"When you come to the Land that HaShem your G-d gives you, and inherit it
and settle within it, and you say 'I will set a king upon myself, like all
the nations which are around me,' You shall surely place a king over you,
whom HaShem your G-d will choose; from among your brothers shall you place
a king over you, you cannot place a foreign man over you, who is not your
brother. Only, he should not acquire many horses, and he should not return
the nation to Egypt in order to increase his stable... " [17:14-16]
We are told that the Jews were promised a land of milk and honey. If this
is so, why would a king need to return to Egypt in order to increase the
number of horses in his stable? He could simply import more to Israel and
breed them there, with the more than adequate food available.
My wife's grandfather, Rav Zvi Elimelech Hertzberg z"l, explains: the Torah
is not merely speaking about physical movement, but a shift in ideology.
Indeed, the entire passage discussing the elevation of the king is devoted
to securing the spiritual well-being of the king and his nation.
"You shall surely place a king over you, whom HaShem your G-d will
choose..." -- kingship over Israel is a spiritual matter. G-d, through His
prophets, will choose the appropriate person. "From among your brothers
shall you place a king over you..." -- meaning, your brother in the
Commandments. The king must be a knowledgeable and G-d-fearing Jew.
Why, then, must the king not acquire many horses? This is a matter of a
philosophy, a way of thinking. The Egyptians amassed great armies --
"Pharoah's chariots and Army, He threw into the Sea..." [Exodus 15:4] Their
Pharoahs were mighty rulers, while our kings are commanded not to return in
that direction. Ours is a way of life not built upon physical prowess or
strength. Our kings must not fall prey to that ideology.
The parsha goes further: the king is commanded to write two copies of the
Torah, to keep the Torah with him, and should read from it "all the days of
his life." Thus the king was to acquire and maintain fear of Heaven, and to
observe the Torah and perform its Commandments. A Jewish king recognizes
that in actuality, he is merely a servant of a Higher authority. The Torah
commands that he do all this "so that his heart does not lift itself over
his brothers." The intent is the same: he remains one of the people, and he
is responsible for them and their spiritual well-being. Unlike monarchies
in other nations, the Jewish king must remain part of the people, and care
"...And not turn from the Commandment right or left..." -- Rav Hertzberg
refers to the verse, "Even my hand established the world, and my right hand
forged the Heavens." The King must not turn away from the Commandments he
must observe between himself and G-d -- the right hand, the Heavens -- nor
those between him and his fellow man, to the left, on earth.
In recent days, a Jewish organization in the United States called upon the
Jewish Vice-Presidential candidate to stop talking about religious values.
What could they have been thinking? Even the most avowedly secular person
should be happy that the potential rulers of the nation think that they
must answer to Someone. If we are in exile, it should be some small comfort
to find Jewish values reaching out to the world.

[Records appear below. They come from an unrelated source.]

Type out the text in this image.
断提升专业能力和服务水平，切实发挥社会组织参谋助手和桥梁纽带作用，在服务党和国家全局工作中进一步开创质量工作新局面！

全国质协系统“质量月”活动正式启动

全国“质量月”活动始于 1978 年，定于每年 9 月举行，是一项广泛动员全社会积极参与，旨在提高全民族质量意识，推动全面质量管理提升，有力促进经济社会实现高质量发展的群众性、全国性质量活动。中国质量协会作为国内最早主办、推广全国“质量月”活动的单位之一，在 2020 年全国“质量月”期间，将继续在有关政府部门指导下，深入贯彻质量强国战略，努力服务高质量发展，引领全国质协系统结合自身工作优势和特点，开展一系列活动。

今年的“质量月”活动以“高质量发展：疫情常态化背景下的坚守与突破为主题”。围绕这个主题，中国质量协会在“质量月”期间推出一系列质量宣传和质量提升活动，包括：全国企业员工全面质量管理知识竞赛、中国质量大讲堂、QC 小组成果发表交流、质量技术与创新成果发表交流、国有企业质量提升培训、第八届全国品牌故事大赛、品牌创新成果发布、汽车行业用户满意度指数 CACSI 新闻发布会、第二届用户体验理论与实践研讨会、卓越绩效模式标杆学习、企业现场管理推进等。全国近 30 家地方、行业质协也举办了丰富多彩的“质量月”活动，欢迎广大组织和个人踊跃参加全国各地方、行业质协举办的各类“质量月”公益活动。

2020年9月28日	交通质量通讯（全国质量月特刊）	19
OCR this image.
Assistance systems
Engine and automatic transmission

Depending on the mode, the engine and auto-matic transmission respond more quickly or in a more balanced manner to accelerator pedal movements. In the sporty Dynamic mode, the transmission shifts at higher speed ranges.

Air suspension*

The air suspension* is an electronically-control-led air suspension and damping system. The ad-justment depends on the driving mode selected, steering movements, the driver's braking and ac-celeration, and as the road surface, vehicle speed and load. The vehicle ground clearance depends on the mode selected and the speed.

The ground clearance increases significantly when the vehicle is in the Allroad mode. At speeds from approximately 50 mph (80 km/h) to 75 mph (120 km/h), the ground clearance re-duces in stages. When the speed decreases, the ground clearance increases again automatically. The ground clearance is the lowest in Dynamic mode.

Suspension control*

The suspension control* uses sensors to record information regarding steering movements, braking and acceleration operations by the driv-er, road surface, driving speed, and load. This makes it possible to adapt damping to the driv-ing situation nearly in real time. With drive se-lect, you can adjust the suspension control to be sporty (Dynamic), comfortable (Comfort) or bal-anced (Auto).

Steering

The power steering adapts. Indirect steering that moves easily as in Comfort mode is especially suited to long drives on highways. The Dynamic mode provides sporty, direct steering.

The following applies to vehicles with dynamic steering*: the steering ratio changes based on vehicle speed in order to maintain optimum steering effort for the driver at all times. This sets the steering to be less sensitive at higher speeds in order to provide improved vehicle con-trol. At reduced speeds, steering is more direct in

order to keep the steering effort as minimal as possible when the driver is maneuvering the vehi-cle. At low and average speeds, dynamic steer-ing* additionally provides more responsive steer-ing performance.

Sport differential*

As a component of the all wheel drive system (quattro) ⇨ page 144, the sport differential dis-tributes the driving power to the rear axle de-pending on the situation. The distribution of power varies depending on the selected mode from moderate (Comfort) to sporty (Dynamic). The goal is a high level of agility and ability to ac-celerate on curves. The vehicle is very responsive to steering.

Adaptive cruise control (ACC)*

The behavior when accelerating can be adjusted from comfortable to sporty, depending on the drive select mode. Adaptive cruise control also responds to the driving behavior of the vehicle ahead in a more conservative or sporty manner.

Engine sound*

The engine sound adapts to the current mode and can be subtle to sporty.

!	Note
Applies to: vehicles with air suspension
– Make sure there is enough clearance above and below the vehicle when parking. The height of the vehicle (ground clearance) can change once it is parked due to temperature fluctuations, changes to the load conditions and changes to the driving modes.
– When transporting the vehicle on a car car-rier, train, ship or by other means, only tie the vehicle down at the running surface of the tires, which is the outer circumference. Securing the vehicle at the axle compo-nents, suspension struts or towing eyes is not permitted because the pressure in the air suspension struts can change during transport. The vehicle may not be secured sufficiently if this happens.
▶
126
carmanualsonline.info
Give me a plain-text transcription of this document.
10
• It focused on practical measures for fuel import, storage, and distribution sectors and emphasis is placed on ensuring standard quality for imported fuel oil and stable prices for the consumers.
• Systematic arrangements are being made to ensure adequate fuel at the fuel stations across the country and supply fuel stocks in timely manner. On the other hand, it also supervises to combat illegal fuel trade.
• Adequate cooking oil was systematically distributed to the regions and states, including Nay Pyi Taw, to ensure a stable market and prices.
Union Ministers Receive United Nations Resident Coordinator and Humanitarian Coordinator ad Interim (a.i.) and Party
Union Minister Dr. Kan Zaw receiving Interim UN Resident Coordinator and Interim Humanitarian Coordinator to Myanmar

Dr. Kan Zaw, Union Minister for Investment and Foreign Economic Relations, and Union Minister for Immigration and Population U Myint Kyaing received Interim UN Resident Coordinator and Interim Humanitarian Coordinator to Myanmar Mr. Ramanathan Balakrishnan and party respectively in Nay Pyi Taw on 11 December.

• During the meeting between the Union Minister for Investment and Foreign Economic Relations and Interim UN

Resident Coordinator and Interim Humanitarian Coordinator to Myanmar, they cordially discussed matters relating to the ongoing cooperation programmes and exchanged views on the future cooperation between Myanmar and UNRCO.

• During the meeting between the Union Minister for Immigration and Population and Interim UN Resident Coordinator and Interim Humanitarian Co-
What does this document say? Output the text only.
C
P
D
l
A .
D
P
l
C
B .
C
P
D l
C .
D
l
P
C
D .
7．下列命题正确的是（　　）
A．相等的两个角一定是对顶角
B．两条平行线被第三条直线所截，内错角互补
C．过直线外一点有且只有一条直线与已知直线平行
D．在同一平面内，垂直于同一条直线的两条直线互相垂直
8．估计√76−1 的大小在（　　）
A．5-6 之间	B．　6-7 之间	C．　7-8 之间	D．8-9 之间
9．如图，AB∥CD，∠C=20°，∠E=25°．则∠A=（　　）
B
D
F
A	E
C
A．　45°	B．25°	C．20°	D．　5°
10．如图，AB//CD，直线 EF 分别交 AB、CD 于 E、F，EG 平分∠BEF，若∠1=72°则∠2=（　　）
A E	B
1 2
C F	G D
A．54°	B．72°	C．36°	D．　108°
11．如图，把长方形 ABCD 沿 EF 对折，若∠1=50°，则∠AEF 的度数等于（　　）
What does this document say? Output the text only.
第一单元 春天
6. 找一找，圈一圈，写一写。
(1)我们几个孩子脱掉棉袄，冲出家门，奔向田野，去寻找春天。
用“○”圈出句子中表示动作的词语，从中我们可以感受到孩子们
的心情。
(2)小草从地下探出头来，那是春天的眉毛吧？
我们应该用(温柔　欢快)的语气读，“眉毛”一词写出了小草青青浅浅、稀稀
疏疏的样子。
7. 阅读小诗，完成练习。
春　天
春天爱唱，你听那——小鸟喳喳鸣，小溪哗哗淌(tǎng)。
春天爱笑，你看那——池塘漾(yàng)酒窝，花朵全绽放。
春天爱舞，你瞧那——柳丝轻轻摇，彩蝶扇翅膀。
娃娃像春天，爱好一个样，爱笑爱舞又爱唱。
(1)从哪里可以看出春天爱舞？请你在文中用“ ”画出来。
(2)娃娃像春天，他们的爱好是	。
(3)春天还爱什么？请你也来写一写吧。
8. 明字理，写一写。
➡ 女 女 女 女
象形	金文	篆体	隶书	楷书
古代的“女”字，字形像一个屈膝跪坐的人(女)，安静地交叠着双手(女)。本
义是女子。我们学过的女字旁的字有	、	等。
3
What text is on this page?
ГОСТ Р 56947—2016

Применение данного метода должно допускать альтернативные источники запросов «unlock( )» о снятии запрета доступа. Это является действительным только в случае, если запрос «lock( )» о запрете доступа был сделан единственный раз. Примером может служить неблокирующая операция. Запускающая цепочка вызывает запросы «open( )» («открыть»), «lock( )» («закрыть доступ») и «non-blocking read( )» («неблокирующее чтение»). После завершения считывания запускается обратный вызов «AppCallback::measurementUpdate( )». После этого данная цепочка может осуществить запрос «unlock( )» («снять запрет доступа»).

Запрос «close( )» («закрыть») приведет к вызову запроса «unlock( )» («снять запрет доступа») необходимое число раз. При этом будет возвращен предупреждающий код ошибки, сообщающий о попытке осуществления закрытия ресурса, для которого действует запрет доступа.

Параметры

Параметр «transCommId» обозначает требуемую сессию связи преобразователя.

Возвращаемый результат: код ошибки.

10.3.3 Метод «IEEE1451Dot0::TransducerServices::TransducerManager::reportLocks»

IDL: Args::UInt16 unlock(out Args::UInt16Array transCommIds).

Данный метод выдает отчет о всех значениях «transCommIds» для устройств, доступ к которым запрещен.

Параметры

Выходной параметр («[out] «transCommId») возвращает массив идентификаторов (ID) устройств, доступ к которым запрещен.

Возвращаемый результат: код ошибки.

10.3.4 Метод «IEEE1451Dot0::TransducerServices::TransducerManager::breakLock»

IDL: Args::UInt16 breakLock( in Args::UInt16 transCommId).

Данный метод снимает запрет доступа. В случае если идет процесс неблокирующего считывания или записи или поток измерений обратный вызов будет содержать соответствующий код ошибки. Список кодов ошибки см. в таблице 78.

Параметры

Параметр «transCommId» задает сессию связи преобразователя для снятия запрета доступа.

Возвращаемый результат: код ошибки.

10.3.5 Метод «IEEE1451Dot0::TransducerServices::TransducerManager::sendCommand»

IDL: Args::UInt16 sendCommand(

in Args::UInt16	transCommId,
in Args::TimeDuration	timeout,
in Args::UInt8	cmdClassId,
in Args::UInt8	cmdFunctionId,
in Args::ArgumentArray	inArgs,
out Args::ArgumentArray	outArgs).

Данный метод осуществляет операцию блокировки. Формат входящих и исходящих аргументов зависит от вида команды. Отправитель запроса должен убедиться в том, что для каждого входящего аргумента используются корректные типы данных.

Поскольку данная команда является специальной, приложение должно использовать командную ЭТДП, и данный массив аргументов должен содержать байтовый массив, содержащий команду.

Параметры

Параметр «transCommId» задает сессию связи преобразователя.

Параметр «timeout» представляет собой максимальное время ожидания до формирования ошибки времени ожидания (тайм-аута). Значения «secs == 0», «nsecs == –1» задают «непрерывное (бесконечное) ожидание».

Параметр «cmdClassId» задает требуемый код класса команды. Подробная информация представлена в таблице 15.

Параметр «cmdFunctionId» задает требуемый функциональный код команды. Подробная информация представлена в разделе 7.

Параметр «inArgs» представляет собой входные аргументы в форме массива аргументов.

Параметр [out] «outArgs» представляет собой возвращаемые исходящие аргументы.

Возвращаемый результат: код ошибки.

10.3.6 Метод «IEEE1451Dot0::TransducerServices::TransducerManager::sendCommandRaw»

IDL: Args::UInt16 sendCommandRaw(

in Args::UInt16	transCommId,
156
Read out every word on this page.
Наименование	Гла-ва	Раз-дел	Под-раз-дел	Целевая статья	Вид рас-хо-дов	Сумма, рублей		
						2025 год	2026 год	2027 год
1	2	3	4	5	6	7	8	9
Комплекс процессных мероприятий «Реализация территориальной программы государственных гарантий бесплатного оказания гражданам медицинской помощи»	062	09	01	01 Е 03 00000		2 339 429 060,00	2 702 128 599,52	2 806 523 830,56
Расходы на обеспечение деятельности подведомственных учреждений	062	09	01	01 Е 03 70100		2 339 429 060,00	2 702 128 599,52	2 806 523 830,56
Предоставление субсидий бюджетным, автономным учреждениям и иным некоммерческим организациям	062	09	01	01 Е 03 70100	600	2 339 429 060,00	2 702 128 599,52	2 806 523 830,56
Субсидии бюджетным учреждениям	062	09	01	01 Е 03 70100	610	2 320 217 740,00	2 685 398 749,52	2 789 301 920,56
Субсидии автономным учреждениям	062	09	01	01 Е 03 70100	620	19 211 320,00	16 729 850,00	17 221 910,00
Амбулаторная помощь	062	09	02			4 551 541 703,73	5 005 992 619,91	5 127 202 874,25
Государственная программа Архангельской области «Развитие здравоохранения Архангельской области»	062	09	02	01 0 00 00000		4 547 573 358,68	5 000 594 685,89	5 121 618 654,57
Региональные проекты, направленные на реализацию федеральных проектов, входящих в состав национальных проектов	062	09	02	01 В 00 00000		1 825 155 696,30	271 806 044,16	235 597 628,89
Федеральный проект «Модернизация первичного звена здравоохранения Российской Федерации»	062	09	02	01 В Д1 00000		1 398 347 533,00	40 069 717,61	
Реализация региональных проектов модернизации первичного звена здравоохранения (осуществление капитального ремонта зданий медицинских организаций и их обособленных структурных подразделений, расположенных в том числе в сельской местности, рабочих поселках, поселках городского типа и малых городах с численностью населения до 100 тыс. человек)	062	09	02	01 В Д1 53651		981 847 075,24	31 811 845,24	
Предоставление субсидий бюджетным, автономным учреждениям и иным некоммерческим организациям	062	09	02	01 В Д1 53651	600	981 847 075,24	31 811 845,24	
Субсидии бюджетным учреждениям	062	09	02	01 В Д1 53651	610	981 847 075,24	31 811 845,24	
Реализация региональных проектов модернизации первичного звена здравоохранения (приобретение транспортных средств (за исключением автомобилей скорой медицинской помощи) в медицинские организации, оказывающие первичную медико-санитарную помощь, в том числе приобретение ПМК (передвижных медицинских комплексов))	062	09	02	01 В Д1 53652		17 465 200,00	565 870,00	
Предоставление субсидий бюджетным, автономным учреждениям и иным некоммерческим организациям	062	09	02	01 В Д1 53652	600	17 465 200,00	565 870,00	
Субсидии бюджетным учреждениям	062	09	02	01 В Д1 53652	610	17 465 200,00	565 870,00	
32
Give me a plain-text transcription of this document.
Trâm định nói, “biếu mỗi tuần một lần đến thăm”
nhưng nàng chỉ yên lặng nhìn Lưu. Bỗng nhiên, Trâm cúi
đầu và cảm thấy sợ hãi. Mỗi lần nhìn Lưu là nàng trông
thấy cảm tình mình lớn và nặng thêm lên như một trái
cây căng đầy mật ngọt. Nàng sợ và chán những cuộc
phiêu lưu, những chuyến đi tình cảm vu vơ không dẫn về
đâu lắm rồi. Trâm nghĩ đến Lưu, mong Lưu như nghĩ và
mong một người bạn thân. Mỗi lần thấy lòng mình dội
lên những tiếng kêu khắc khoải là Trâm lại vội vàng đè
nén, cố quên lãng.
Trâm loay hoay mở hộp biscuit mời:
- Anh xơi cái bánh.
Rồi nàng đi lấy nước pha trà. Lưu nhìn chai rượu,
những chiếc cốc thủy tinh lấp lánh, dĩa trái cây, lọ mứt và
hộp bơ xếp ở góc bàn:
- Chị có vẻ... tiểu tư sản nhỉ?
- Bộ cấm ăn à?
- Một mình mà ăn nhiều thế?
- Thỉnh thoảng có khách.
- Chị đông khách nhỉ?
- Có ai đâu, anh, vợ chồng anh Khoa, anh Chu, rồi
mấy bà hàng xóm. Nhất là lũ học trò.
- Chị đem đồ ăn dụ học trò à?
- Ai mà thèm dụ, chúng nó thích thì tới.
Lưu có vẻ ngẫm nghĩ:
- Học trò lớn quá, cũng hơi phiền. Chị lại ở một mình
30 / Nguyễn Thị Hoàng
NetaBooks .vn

Rulership is an awesome responsibility. Fortunate is the nation whose king
genuinely recognizes that he, too, is ruled by a Higher Authority -- and
evidences this as a genuine part of his daily affairs, rather than merely
paying lip-service to the idea. That ruler will recognize that he is
responsible to the people, and cannot do whatever he wants, whenever he
wants, with whomever he wants.
In recent years, America experienced enough of the latter. We should be
delighted to see candidates, on both sides of the isle, Jewish and
non-Jewish, expressing some of the former. Fear of G-d is good for ethical
development -- not only should we like to see it in a political candidate,
but -- more important -- we should inculcate it within ourselves, as well!